50 Weymouth St
April 17th 1916
My Dear Mother,
Last time I wrote you I think I was at No 14 Stationary Hospital, Boulogne, getting over my official measles. Since then I have had several little changes of scenery. The day after I wrote you April 13 I was moved up to No 14 General Hospital which is just a few hundred yards up the beach. It was quite the best place I had been at in my travels in France. Before the war it was a large hotel and was by far the swellest place on the beach. Now it is turned into an officer's hospital and run by the British. I spent parts of two days there expecting they would operate on my throat. But the Dr who was a Major asked me if I would have him operate there or would I rather go over to England and have it done there. I told him it was entirely up to him. So he said "Well, I know you would like a few holidays so I will send you over next boat". And this he did, the day following.
I must say that there, as at all other places along the line the treatment was of the very best. They act as though you were a long-expected guest and they do all they can for your comfort. For example, I had a huge room looking out onto the sea. The hotel is not more than 20 yards from the sea, in fact when the tide is in the waves come up almost to the steps. My room had 5 large windows all looking out to sea and was bright and comfortable. The food, as elsewhere along the line, was excellent.
Saturday morning (April 15) I crossed over to Dover, and from Dover right up to here. On the train, as on the boat, they did all they could to make one feel comfortable & happy. When we arrived at Charing Cross an officer came aboard the train and gave us each a card telling us where to go. I was traveling with a Major of the 20th Battalion (one of our brigade), so he gave us each a card for the same place. When we came out onto the platform we got the glad hand from a couple of Sisters and they trotted us off to a huge limousine which was waiting for us. Then we came to this place. And just a word about our present home. It is in the West End, up among the big bugs. Not more than about 15 minutes walk from Hyde Park and Buckingham Palace. It is just about 2 blocks from Harley Street, the "hotbed of specialists". So if we are in need of a Dr in a hurry we should be able to get one.
The Major & I are still together and we have a lovely large front room. This is sort of a semi-private hospital run by a lady who lets the war office have 16 cots and she "prefers" Canadian officers, so I expect we will be quite a[t] home here.

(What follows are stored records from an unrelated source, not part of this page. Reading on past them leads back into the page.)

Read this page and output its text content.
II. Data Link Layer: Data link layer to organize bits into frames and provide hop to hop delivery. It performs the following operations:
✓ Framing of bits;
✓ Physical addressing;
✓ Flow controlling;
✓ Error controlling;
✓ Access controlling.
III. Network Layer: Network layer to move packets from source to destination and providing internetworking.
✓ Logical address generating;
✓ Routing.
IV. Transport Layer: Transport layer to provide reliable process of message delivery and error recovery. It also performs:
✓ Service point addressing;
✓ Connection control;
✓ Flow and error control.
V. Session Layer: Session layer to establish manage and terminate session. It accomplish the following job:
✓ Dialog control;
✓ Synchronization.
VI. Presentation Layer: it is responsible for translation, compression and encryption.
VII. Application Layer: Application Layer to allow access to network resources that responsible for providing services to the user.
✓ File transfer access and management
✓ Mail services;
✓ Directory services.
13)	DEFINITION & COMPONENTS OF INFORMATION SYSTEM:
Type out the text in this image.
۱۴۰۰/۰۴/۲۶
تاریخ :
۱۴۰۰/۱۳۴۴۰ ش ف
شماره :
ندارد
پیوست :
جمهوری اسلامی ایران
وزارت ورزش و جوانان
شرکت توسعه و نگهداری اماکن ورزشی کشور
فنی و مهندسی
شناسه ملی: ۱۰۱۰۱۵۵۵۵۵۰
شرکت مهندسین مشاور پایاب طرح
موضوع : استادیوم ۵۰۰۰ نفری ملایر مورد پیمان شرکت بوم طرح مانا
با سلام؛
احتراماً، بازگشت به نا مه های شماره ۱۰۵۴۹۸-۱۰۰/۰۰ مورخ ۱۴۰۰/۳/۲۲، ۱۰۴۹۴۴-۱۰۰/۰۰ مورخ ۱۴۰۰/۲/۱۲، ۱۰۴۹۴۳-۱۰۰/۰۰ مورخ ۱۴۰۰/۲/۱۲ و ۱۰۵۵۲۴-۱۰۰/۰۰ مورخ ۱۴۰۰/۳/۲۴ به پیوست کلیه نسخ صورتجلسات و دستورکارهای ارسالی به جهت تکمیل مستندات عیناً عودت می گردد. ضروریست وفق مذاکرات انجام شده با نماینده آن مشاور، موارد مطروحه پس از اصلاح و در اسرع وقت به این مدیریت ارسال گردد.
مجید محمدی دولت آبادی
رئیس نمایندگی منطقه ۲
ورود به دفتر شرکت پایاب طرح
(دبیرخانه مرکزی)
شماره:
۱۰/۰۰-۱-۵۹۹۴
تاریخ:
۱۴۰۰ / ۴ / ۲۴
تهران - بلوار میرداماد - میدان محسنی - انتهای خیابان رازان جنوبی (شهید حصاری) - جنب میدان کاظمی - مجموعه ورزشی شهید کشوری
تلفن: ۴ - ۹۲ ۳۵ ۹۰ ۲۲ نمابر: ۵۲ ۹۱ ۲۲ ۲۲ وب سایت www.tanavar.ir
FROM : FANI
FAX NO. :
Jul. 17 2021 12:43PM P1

As you know I am here to get my wretched tonsils out so probably I will have that done in a day or two. Up to date since coming here I have played the Wait and See game, and the Surgeon has not been around.
I am feeling just fine. I have been out for a couple of walks and do tire quite easily, but that is [the] result of my two weeks of nothing doing. I have written over to France to have my mail forwarded and will be glad when it arrives as I have not had a letter for quite three weeks.
Will drop a line soon & let you know how I am coming. Do not worry as I am having a fine holiday. Lots of love for all & best regards [for] Miss Smith.